TANJUNGPINANG, SuaraKepri.com – SUDAH menjadi tradisi, setiap perayaan HUT RI yang jatuh pada 17 Agustus pasti dimeriahkan dengan segala perlombaan. Termasuk salah satunya yang dilaksanakan oleh Ikatan Pemuda Kenanga, Jalan Brigjen Katamso, Km. 2, Tanjungpinang . Tak tanggung-tanggung, belasan jenis perlombaan mereka laksanakan tahun ini dengan melibatkan seluruh warga RT serta RW yang ada di Kenanga.
Panas menyengat seolah tak mereka rasakan. Sesembari terdengan tawa dan teriakan memberikan semangat. Suara musik juga tak hentinya terdengar dari dua buah Speaker besar di tepian lapangan mengisi kemeriahan HUT ke-68 RI.

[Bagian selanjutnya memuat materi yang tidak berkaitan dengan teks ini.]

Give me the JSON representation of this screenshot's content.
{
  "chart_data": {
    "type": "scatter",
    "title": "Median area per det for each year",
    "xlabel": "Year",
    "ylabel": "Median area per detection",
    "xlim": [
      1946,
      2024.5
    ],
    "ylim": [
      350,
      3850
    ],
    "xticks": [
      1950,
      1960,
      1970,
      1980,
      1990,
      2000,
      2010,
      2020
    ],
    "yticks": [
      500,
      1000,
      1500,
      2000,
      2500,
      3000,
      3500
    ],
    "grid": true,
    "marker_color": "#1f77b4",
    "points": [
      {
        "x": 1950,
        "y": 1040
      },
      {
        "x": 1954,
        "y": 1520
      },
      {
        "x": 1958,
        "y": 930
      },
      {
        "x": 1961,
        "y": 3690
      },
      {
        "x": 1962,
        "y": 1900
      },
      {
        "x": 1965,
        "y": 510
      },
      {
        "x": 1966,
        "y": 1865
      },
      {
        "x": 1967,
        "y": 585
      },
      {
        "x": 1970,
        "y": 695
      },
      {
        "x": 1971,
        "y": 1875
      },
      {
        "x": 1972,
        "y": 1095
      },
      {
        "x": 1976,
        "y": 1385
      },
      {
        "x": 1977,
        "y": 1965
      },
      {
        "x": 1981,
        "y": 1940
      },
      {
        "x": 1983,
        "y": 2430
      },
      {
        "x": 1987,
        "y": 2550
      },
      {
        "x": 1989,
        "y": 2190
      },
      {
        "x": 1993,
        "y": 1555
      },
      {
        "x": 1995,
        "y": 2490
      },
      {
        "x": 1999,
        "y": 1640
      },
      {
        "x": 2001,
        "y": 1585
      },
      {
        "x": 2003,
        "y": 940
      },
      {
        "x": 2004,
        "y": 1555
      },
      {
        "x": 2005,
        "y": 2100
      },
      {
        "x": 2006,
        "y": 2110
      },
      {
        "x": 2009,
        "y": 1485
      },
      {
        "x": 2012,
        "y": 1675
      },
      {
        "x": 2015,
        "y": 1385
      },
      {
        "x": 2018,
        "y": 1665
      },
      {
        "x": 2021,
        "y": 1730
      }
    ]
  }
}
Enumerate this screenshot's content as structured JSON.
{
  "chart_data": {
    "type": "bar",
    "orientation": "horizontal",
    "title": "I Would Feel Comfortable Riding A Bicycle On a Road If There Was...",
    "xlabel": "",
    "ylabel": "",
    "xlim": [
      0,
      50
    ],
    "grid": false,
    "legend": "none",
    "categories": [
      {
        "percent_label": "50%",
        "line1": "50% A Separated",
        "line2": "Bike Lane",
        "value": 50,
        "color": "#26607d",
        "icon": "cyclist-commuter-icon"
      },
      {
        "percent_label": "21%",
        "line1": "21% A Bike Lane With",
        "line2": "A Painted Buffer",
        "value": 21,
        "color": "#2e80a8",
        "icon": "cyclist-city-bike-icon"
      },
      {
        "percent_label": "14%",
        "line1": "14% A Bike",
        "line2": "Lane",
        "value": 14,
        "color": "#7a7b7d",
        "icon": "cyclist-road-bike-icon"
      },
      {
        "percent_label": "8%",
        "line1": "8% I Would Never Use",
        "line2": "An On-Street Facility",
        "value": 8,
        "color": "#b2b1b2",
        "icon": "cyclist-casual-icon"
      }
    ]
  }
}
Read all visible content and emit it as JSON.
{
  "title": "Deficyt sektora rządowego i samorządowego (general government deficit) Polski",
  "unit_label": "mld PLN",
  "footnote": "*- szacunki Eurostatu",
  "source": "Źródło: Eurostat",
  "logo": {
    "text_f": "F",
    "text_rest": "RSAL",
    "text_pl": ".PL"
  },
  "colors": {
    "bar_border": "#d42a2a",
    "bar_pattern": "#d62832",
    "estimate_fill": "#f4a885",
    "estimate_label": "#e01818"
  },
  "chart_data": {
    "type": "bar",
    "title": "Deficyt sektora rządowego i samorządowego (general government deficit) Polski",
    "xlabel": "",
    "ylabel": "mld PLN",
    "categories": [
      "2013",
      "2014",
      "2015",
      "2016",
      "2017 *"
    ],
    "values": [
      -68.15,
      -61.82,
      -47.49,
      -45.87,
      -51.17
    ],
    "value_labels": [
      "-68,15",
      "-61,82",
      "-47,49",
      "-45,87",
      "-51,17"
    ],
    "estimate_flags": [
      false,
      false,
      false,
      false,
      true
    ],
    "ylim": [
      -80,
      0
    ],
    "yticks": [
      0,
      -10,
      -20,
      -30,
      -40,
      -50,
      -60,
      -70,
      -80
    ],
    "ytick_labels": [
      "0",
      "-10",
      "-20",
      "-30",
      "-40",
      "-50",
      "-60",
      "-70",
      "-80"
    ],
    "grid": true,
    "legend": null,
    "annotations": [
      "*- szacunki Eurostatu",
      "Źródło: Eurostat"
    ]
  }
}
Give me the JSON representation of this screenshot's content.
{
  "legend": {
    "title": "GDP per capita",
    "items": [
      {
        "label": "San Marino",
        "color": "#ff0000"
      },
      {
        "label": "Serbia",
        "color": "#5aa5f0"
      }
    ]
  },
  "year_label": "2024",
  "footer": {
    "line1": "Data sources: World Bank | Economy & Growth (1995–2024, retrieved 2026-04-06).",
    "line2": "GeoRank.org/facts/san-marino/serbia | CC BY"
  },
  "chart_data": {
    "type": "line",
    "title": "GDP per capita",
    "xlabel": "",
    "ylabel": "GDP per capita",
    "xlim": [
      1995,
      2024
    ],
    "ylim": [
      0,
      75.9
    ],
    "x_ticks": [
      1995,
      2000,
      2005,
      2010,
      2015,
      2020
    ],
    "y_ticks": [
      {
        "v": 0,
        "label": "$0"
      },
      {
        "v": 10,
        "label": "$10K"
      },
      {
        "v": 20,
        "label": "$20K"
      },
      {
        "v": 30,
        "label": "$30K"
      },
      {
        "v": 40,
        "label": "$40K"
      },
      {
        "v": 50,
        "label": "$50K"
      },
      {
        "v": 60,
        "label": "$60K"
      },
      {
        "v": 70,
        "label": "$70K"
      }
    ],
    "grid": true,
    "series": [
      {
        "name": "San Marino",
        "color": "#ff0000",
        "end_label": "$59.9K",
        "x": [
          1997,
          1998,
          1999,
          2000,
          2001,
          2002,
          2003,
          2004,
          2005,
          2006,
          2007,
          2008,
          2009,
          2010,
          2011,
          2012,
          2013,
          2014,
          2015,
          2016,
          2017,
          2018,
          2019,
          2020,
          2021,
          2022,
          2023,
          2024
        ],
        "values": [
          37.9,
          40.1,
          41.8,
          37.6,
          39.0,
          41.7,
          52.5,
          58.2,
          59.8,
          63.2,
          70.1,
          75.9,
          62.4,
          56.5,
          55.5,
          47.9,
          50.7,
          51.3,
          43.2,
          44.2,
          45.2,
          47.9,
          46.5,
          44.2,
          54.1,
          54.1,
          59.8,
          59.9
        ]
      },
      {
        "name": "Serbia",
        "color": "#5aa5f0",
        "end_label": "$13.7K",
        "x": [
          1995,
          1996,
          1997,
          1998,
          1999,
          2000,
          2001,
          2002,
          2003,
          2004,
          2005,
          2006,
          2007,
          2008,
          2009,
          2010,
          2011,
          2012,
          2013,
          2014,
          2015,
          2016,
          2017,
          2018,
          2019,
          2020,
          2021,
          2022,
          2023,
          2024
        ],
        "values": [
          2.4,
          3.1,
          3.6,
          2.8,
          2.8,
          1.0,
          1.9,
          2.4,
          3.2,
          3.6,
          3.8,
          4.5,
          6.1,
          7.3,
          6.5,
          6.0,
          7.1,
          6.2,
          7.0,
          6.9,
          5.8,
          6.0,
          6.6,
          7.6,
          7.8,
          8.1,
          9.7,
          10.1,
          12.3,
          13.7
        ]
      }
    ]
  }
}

Sorak sorai terasa lebih membahana pada saat perlombaan panjat pinang berlangsung. Terlebih ketika ujung pohon yang diatasnya bergelantungan hadiah menarik dan uang tunai sudah hampir dicapai. Meskipun demikian, suasana berlangsung tertib dan lancar. Sebab dalam hal ini, pihak panitia membagi dalam enam group. Dalam satu gropu terdiri dari enam sampai tujuh orang, sehingga dibagi dalam kelompok dengan jatah waktu lima menit untuk masing-masing tim.
Ketua panitia pelaksana, Lucky bersama ketua IPKA, M. Ishak, mengatakan perlombaan yang dilaksanakan tahun ini lebih meriah dibandingkan tahun sebelumnya. Hal tersebut dikarenakan HUT RI ke 69.
“Jadi tahun lalu kita minimalisir kegiatan karena bertepatan dengan bulan Ramadan. Tapi tahun ini karena jatuh usai lebarah, maka perlombaan lebih banyak dan lebih meriah,” jelas dia.
Lucky mengatakan, 16 perlombaan telah disediakan panitia. Tak hanya pertandingan tradisional 17-an seperti panjat pinang, lomba joget balon, dan sebagainya, namun kali ini pihaknya juga mengadakan pertandingan olahraga, diantaranya futsal mini dan ikut pertandingan bola voli yang diadakan oleh Kelurahan Tanjung Unggat.
“Kegiatan olahraga juga kita masukkan tahun ini, karena selain dapat memberikan hiburan, juga merupakan salah satu upaya peningkatan minat olahraga bagi pemuda,” tuturnya.
Bahkan, lanjut dia, kegiatan olahraga melibatkan satu warga Kenanga, sehingga dipastikan lebih semarak dan ramai peserta. Sedangkan untuk perlombaan tradisionalnya, melibatkan enam RT di lingkungan Gang Kenanga.
“Alhamdulillah pesertanya banyak, ini menandakan kalau peminat olahraga meningkat. Semoga kegiatan ini dapat meningkat di tahun mendatang, tetapi tentunya dengan dukungan semua pihak, tak terkecuali pemerintah. Karena ini juga merupakan salah satu bagian dari kegiatan yang menjadi ciri khas masyarakat kita ,” ungkapnya.